Lamentation by Ken Scholes

October 12, 2009 at 8:12 pm (fantasy, Reviews)

This is a mentally and emotionally exhausting novel.  At least, it was to me.

The Named Lands were founded in the New World only a few thousand years ago, by refugees from a land blasted by madness and magic run amok.  Their heart and center is the city of Windwir – seat of the Androfrancine Popes and the Order’s Great Library, where dangerous knowledge is kept hidden and from which useful bits of knowledge are slowly, carefully disseminated.

In the opening pages of the book, the city is utterly destroyed.

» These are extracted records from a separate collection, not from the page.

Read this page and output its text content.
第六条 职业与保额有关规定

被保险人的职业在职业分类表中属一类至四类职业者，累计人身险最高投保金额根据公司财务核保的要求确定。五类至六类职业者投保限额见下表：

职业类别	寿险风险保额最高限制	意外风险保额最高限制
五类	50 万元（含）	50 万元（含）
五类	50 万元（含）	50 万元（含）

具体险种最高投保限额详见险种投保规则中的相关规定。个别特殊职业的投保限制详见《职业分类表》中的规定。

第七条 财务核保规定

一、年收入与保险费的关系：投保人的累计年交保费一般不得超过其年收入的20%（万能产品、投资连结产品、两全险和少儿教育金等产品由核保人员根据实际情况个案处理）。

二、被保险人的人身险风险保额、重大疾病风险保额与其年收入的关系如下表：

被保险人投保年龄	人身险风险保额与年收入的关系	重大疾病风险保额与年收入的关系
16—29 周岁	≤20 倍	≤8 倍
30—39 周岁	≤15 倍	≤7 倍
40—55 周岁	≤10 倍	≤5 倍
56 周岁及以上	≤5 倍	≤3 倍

The rest of the story is a clash of competing powers and a gradual circling-in on the truth of what, in all the (apparently multiple) gods’ names the one who brought about the destruction thought he was doing, and also who will successfully claim the honor and responsibility of trying to re-build the Library.

I like a book that puts so much emphasis on libraries and knowledge, even though the Order’s research was also the cause of its destruction.  The world Scholes has invented is fascinating, rife with bits of commonplace magic (message birds, stealth magic) and less commonplace magic (mechanical men … maybe they’re aren’t magic, but I doubt it, and of course the spell that destroyed the city).  Small and useful magics and technology are what the Order feels is safe to let out – most people live in a low-tech, low-luxury world.

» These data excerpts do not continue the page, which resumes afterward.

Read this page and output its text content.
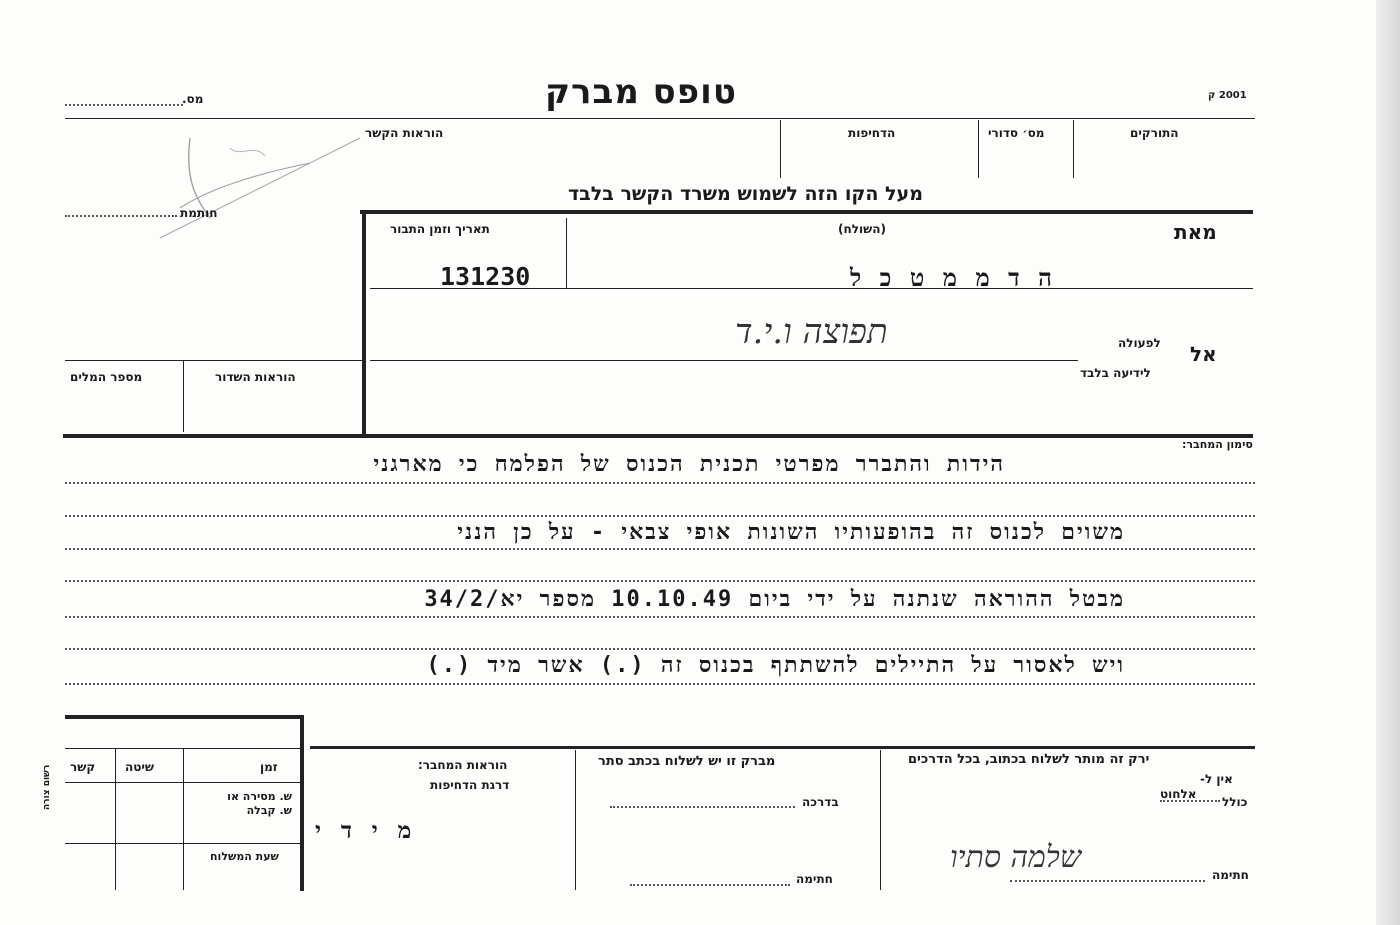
טופס מברק
מס.	2001 ק
התורקים
מס׳ סדורי
הדחיפות
הוראות הקשר
מעל הקו הזה לשמוש משרד הקשר בלבד
חותמת
מספר המלים	הוראות השדור
מאת
(השולח)
ה ד מ מ ט כ ל
תאריך וזמן התבור
131230
אל
לפעולה
לידיעה בלבד
תפוצה ו.י.ד
סימון המחבר:
הידות והתברר מפרטי תכנית הכנוס של הפלמח כי מארגני
משוים לכנוס זה בהופעותיו השונות אופי צבאי - על כן הנני
מבטל ההוראה שנתנה על ידי ביום 10.10.49 מספר יא/34/2
ויש לאסור על התיילים להשתתף בכנוס זה (.) אשר מיד (.)
קשר שיטה	זמן
ש. מסירה או ש. קבלה
שעת המשלוח
רשום צורה	הוראות המחבר:
דרגת הדחיפות
מ י ד י
מברק זו יש לשלוח בכתב סתר
בדרכה
חתימה
ירק זה מותר לשלוח בכתוב, בכל הדרכים
אין ל-
אלחוט
כולל
שלמה סתיו	חתימה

Most of the main characters are not ordinary, though.  There is Rudolfo, Lord of the Ninefold Forest Houses, who gets blamed for the destruction of Windwir by the real culprit.  There is Jin Li Tam, loyal daughter of Vlad Li Tam, whose career of information-gathering and occasional information-dropping is interrupted by, of all things, love.  There’s Petronus, the Androfrancine who reluctantly admits he has to take up the job he laid aside thirty years ago.  And there’s Nebios, a young Androfrancine student who actually witnessed the destruction of Windwir and lived – but to what purpose?  (Vlad Li Tam also gets some point-of-view space later on, which is remarkably informative and unilluminating at the same time.)

So, Scholes is an absorbingly good writer.  He made me really want to know which replacement Pope was going to win out … whether the accusation against Rudolfo would survive … why the real culprit thought he was doing the right thing … what the Marsh King is up to and what Nebios has to do with it … what Vlad Li Tam has been doing … how Rudolfo was going to handle all this … and especially, why the real culprit thought he was doing the right thing.

There’s a sequel (it’s another stealth series!!), so of course the answer to that last question (and a couple of the others) is not entirely complete or satisfying.  Fortunately, the next volume, Canticle, is coming out later this month.  Maybe some more of my questions will be answered, or more completely.  I still really, really want to know.

1 Comment

  1. Paul said,

    Thanks. Maybe I will pick this one up and add it to my queue of doom!